Teaser
St. Pauli bietet die Gegenöffentlichkeiten der „anderen“ als gelebte Fußballöffentlichkeit: queer-feministisch sichtbar, antirassistisch positioniert, lokal verankert – und doch von kommerziellen Spannungen nicht frei. Mich interessiert, wie Affekte hier politisiert werden und wie daraus eine widerständige Kultur entsteht (Fraser 1990; Warner 2002; Ahmed 2004).
Hinführung
St. Pauli bedeutet „Fußball als Haltung“. Ich werde untersuchen, wie sich am Millerntor Affekte (Stolz, Wut, Fürsorge, Scham) in Praktiken übersetzen: Choreos, Awareness-Teams, Sprache, Banner, Fanprojekte. Analytisch rahme ich das als Gegenöffentlichkeit (Fraser 1990) mit queer-feministischen Politikformen (Butler 1990; Ahmed 2004) und als Affektökonomie (Rosa 2016; Ahmed 2004), die Zugehörigkeit erzeugt und Grenzen markiert – gegenüber Homophobie, Sexismus und Rassismus ebenso wie gegenüber „Fußball als reiner Ware“. Gleichzeitig teste ich, wo Ambivalenzen liegen: Gatekeeping, Tokenismus, Vermarktung des „Andersseins“.
Affektökonomie am Millerntor: „Wir gegen die Kälte“
Ich beobachte, wie kollektive Gefühle zu moralischen Argumenten werden: Stolz aufs Anderssein stiftet Zugehörigkeit; Empörung richtet sich gegen Diskriminierung; Fürsorge zeigt sich in Solidaritätsaktionen. Diese Affekte bündeln sich zu Handlungsrepertoires (Banner, Gesänge, Rituale), die nicht nur Stimmung, sondern Normen kommunizieren (Connell & Messerschmidt 2005; Ahmed 2004).
Queer-feministische Praktiken
- Sichtbarkeit: Regenbogen-, Trans- und Progress-Pride-Symbole; genderinklusive Ansprache; Thematisierung von Care-Arbeit in der Kurve (Butler 1990; Ahmed 2004).
- Awareness: niedrigschwellige Meldestrukturen, „Safer Spaces“, Codices gegen Sexismus/Homofeindlichkeit – empirisch prüfe ich Reichweite und Wirksamkeit (Cleland 2015).

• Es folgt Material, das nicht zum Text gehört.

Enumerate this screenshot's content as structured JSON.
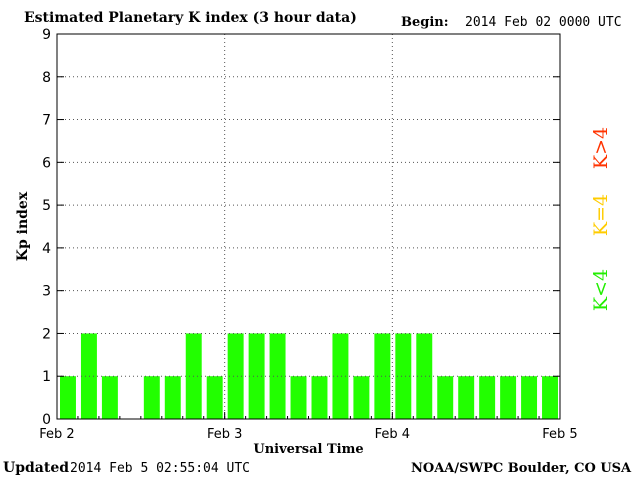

- Allianzen: Antifa-, Refugee-, Anti-Rassismus-Netzwerke; Kooperationen mit Kultur- und Stadtteilinitiativen (Kuhn 2011).
Linke Gegenöffentlichkeit: Vom Stadtteil in die Kurve – und zurück
Ich arbeite mit dem Konzept subalterner Gegenöffentlichkeiten (Fraser 1990): eigene Foren, Fanzines, Social-Media-Accounts, die Deutungsmacht beanspruchen und Mainstream-Medien konterkarieren. Der Stadtteil wird zur Ressource – und zur Grenze: Wer spricht für wen? Wer profitiert ökonomisch? (Warner 2002).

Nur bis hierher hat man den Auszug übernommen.